Using Negative Behavior to Detect Old Story

I have recognized the power of using my own negative emotional reaction as a doorway into dissolving old story. There is another powerful “story detector” available for our use in the clearing process … our behavior. How we act comes from how we “see things”; in other words, our behavior comes from what we believe. Learning to watch our behavior without judgment is a powerful tool for consciousness.

For instance, let’s say I believe that I need to write a letter, but I don’t do it. Perhaps it’s something I tell myself is very important, but I just don’t get around to it. As a matter of fact, I get defensive if anyone brings it up to me because I think I “should” write this letter and I don’t want to be reminded that I haven’t done it yet! There is guilt when ever I think about it but that doesn’t help – as a matter of fact, if anything, I’m further away from writing that letter than ever.

Just like painful negative emotion, behavior sends a message. It too, signals when there is a story running.

Most usually, what we do in situations like this is to get caught up in “feeling bad” about our behavior; “What’s wrong with me? “I can’t expect to ever do well in life with bad habits like this … I’m just a procrastinating ‘ne’r-do-well’ … blah blah … ”. The behavior endures and we spiral down into feeling worse and worse about ourselves.

Judgment is ego’s way of distracting us from examining the story. As long as Ego can keep us in judgment mode about the behavior, the real “culprit” – which is the underlying story – runs unchecked.

We have to behave the way we do as long as we believe the story that prompts it. Behvior always comes out of a story. Period. This is just plain and simple truth. Don’t take my word for it, check it out for yourself.

Take a minute to think about something you do currently that you define as a negative behavior. Now, instead of judging it as wrong or bad, ask yourself this question, “What is the underlying thought, belief or story behind this behavior?” Don’t waste time trying to describe or defend your outer behavior. Instead follow the behavior in as a way to locate the story behind it.

What happens to a procrastinating behavior like what is described above when we use an internally based process? Instead of blaming, defending or using the behavior as a way to generate shame (which is “food” for ego), we learn to use the behavior as a way to detect the story behind it. We ask ourselves questions like; “What thought am I believing that would prompt me to act this way?”. This helps me locate the unexamined story that’s operating behind the scenes. Once I’ve found the core belief underlying the story, I commit my attention to clearing it. How? This is where Katie Byron’s four questions prove to be SO useful! (www.thework.com) Asking those simple questions; “Is that true? … “How do I react when I believe that thought?” “What would be different without that thought?” -allows us to step back from unconsciously believing something that prompts me to act in undesirable ways. This gives space for grace to enter. Something else becomes possible.

As long as ego can keep me focused on my negative behavior it can keep running the old story. This strengthens the egos’ concept of a limited identity called “me, the procrastinator” (“oh, bad me!”). As soon as I begin to question the faulty premise behind the negative behavior, something shifts.

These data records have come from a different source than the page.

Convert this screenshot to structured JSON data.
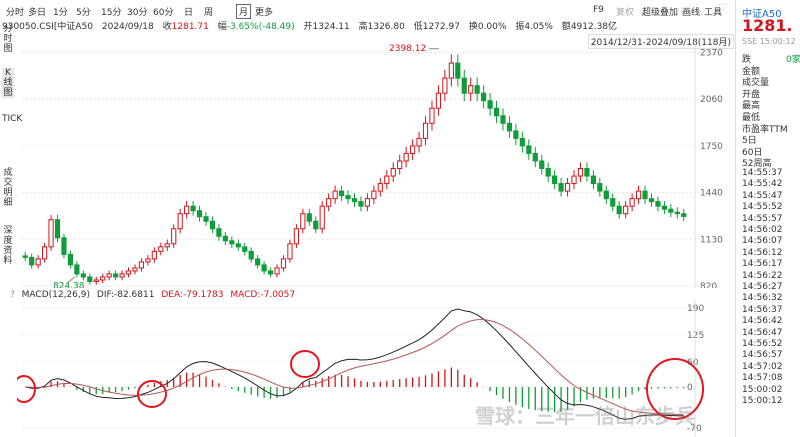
{
  "toolbar": {
    "periods": [
      "分时",
      "多日",
      "1分",
      "5分",
      "15分",
      "30分",
      "60分",
      "日",
      "周",
      "月",
      "更多"
    ],
    "active_period": "月",
    "right": [
      {
        "label": "F9",
        "dim": false
      },
      {
        "label": "复权",
        "dim": true
      },
      {
        "label": "超级叠加",
        "dim": false
      },
      {
        "label": "画线",
        "dim": false
      },
      {
        "label": "工具",
        "dim": false
      }
    ],
    "heart_icon": "heart-icon"
  },
  "quote": {
    "code": "930050.CSI[中证A50",
    "date": "2024/09/18",
    "close_label": "收",
    "close": "1281.71",
    "change_label": "幅",
    "change": "-3.65%(-48.49)",
    "open_label": "开",
    "open": "1324.11",
    "high_label": "高",
    "high": "1326.80",
    "low_label": "低",
    "low": "1272.97",
    "turnover_label": "换",
    "turnover": "0.00%",
    "amp_label": "振",
    "amp": "4.05%",
    "amount_label": "额",
    "amount": "4912.38亿"
  },
  "range_text": "2014/12/31-2024/09/18(118月)",
  "sidenav": [
    {
      "label": "分时图",
      "active": false
    },
    {
      "label": "K线图",
      "active": true
    },
    {
      "label": "TICK",
      "active": false
    },
    {
      "label": "成交明细",
      "active": false
    },
    {
      "label": "深度资料",
      "active": false
    }
  ],
  "right_panel": {
    "name": "中证A50",
    "price": "1281.",
    "sub": "SSE 15:00:12",
    "fields": [
      {
        "label": "跌",
        "value": "0家"
      },
      {
        "label": "金额",
        "value": ""
      },
      {
        "label": "成交量",
        "value": ""
      },
      {
        "label": "开盘",
        "value": ""
      },
      {
        "label": "最高",
        "value": ""
      },
      {
        "label": "最低",
        "value": ""
      },
      {
        "label": "市盈率TTM",
        "value": ""
      },
      {
        "label": "5日",
        "value": ""
      },
      {
        "label": "60日",
        "value": ""
      },
      {
        "label": "52周高",
        "value": ""
      }
    ],
    "times": [
      "14:55:37",
      "14:55:42",
      "14:55:47",
      "14:55:52",
      "14:55:57",
      "14:56:02",
      "14:56:07",
      "14:56:12",
      "14:56:17",
      "14:56:22",
      "14:56:27",
      "14:56:32",
      "14:56:37",
      "14:56:42",
      "14:56:47",
      "14:56:52",
      "14:56:57",
      "14:57:02",
      "14:57:08",
      "15:00:02",
      "15:00:12"
    ]
  },
  "macd": {
    "question": "?",
    "name": "MACD(12,26,9)",
    "dif_label": "DIF:",
    "dif": "-82.6811",
    "dea_label": "DEA:",
    "dea": "-79.1783",
    "macd_label": "MACD:",
    "macd": "-7.0057",
    "axis": [
      "190",
      "125",
      "60",
      "0",
      "-70"
    ]
  },
  "watermark": "雪球：三年一倍山东步兵",
  "colors": {
    "up": "#d4141b",
    "down": "#0f9d38",
    "circle": "#e3161d",
    "dif": "#222222",
    "dea": "#b5575a"
  },
  "chart_data": {
    "type": "candlestick",
    "period": "monthly",
    "y_axis_ticks": [
      "2370",
      "2060",
      "1750",
      "1440",
      "1130",
      "820"
    ],
    "ylim": [
      820,
      2400
    ],
    "max_label": "2398.12",
    "min_label": "824.38",
    "close_path": [
      1010,
      960,
      1000,
      1080,
      1260,
      1140,
      1030,
      960,
      900,
      880,
      850,
      860,
      880,
      900,
      880,
      900,
      920,
      940,
      980,
      1000,
      1050,
      1080,
      1100,
      1200,
      1300,
      1350,
      1320,
      1280,
      1250,
      1200,
      1150,
      1120,
      1100,
      1080,
      1050,
      1000,
      960,
      920,
      900,
      940,
      1000,
      1100,
      1200,
      1300,
      1250,
      1200,
      1350,
      1400,
      1450,
      1420,
      1400,
      1380,
      1350,
      1400,
      1450,
      1500,
      1550,
      1600,
      1650,
      1700,
      1750,
      1800,
      1900,
      2000,
      2100,
      2200,
      2300,
      2200,
      2100,
      2150,
      2100,
      2050,
      2000,
      1950,
      1900,
      1850,
      1800,
      1750,
      1700,
      1650,
      1600,
      1550,
      1500,
      1450,
      1500,
      1550,
      1600,
      1550,
      1500,
      1450,
      1400,
      1350,
      1300,
      1350,
      1400,
      1450,
      1400,
      1380,
      1350,
      1330,
      1310,
      1300,
      1282
    ]
  }
}
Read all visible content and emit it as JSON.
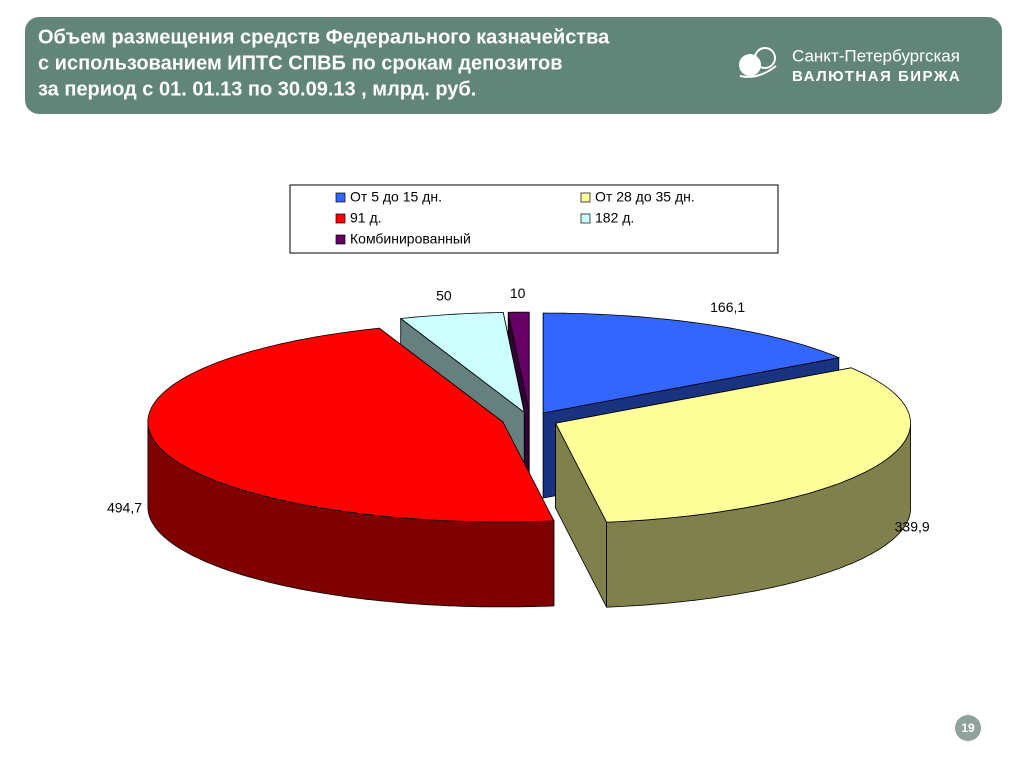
{
  "header": {
    "title": [
      "Объем размещения средств Федерального казначейства",
      "с использованием ИПТС СПВБ по срокам  депозитов",
      "за период с 01. 01.13 по 30.09.13 , млрд. руб."
    ],
    "logo": [
      "Санкт-Петербургская",
      "ВАЛЮТНАЯ БИРЖА"
    ]
  },
  "chart_data": {
    "type": "pie",
    "categories": [
      "От 5 до 15 дн.",
      "От 28 до 35 дн.",
      "91 д.",
      "182 д.",
      "Комбинированный"
    ],
    "values": [
      166.1,
      339.9,
      494.7,
      50,
      10
    ],
    "value_labels": [
      "166,1",
      "339,9",
      "494,7",
      "50",
      "10"
    ],
    "colors": [
      "#3366ff",
      "#ffff99",
      "#ff0000",
      "#ccffff",
      "#660066"
    ]
  },
  "page_number": 19
}
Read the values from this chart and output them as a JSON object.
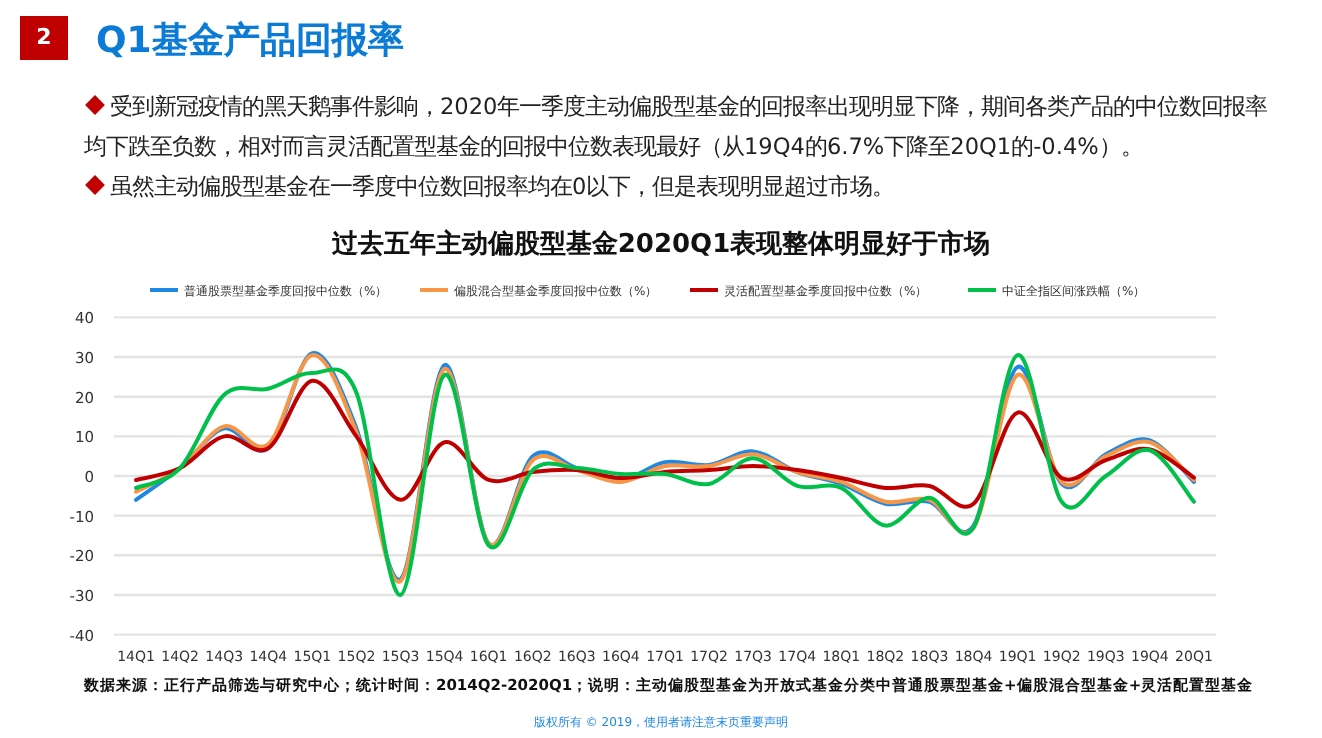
{
  "chart_data": {
    "type": "line",
    "title": "过去五年主动偏股型基金2020Q1表现整体明显好于市场",
    "categories": [
      "14Q1",
      "14Q2",
      "14Q3",
      "14Q4",
      "15Q1",
      "15Q2",
      "15Q3",
      "15Q4",
      "16Q1",
      "16Q2",
      "16Q3",
      "16Q4",
      "17Q1",
      "17Q2",
      "17Q3",
      "17Q4",
      "18Q1",
      "18Q2",
      "18Q3",
      "18Q4",
      "19Q1",
      "19Q2",
      "19Q3",
      "19Q4",
      "20Q1"
    ],
    "series": [
      {
        "name": "普通股票型基金季度回报中位数（%）",
        "color": "#1e88e5",
        "values": [
          -6,
          2,
          12,
          7,
          31,
          12,
          -26,
          28,
          -17,
          5,
          2,
          -1,
          3.5,
          2.8,
          6.2,
          1,
          -2,
          -7,
          -6.5,
          -12.5,
          27.5,
          -2,
          5.5,
          9,
          -1.5
        ]
      },
      {
        "name": "偏股混合型基金季度回报中位数（%）",
        "color": "#f79646",
        "values": [
          -4,
          2,
          12.5,
          8,
          30.5,
          11,
          -26.5,
          27,
          -17,
          4,
          1.5,
          -1.5,
          2.5,
          2.5,
          5.5,
          1,
          -1.5,
          -6.5,
          -6,
          -13,
          25.5,
          -1.5,
          5,
          8.5,
          -1
        ]
      },
      {
        "name": "灵活配置型基金季度回报中位数（%）",
        "color": "#c00000",
        "values": [
          -1,
          2,
          10,
          7,
          24,
          10,
          -6,
          8.5,
          -1,
          1,
          1.5,
          -0.5,
          1,
          1.5,
          2.5,
          1.5,
          -0.5,
          -3,
          -2.5,
          -7,
          16,
          -0.5,
          4,
          6.7,
          -0.4
        ]
      },
      {
        "name": "中证全指区间涨跌幅（%）",
        "color": "#00c04b",
        "values": [
          -3,
          2,
          20.5,
          22,
          26,
          21,
          -30,
          25.5,
          -17.5,
          1.5,
          2,
          0.5,
          0.5,
          -2,
          4.5,
          -2.5,
          -3,
          -12.5,
          -5.5,
          -13,
          30.5,
          -6.5,
          0,
          6.5,
          -6.5
        ]
      }
    ],
    "ylim": [
      -40,
      40
    ],
    "yticks": [
      -40,
      -30,
      -20,
      -10,
      0,
      10,
      20,
      30,
      40
    ],
    "grid": "y",
    "legend": "top",
    "marker": "none",
    "line_style": "solid",
    "annotations": [
      "2",
      "Q1基金产品回报率",
      "受到新冠疫情的黑天鹅事件影响，2020年一季度主动偏股型基金的回报率出现明显下降，期间各类产品的中位数回报率均下跌至负数，相对而言灵活配置型基金的回报中位数表现最好（从19Q4的6.7%下降至20Q1的-0.4%）。",
      "虽然主动偏股型基金在一季度中位数回报率均在0以下，但是表现明显超过市场。",
      "数据来源：正行产品筛选与研究中心；统计时间：2014Q2-2020Q1；说明：主动偏股型基金为开放式基金分类中普通股票型基金+偏股混合型基金+灵活配置型基金",
      "版权所有 © 2019，使用者请注意末页重要声明"
    ]
  }
}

The behavior becomes a reflection of the inner correction that often occurs automatically when through the clarification process.

I am now free to write – or not write – the letter, based on what is realistic and appropriate for the situation and there is no judgment either way. Understanding has replaced judgment. Thanks to the undesirable behavior, more story has been cleared – I am more free as a result. This is right relationship with our behavior. Rather than judge it, we practice utilizing our “bad habits” as teachers – indicators of story. In this way we shift from being externally focused on form (behavior) to being internally focused on clearing the way for Source.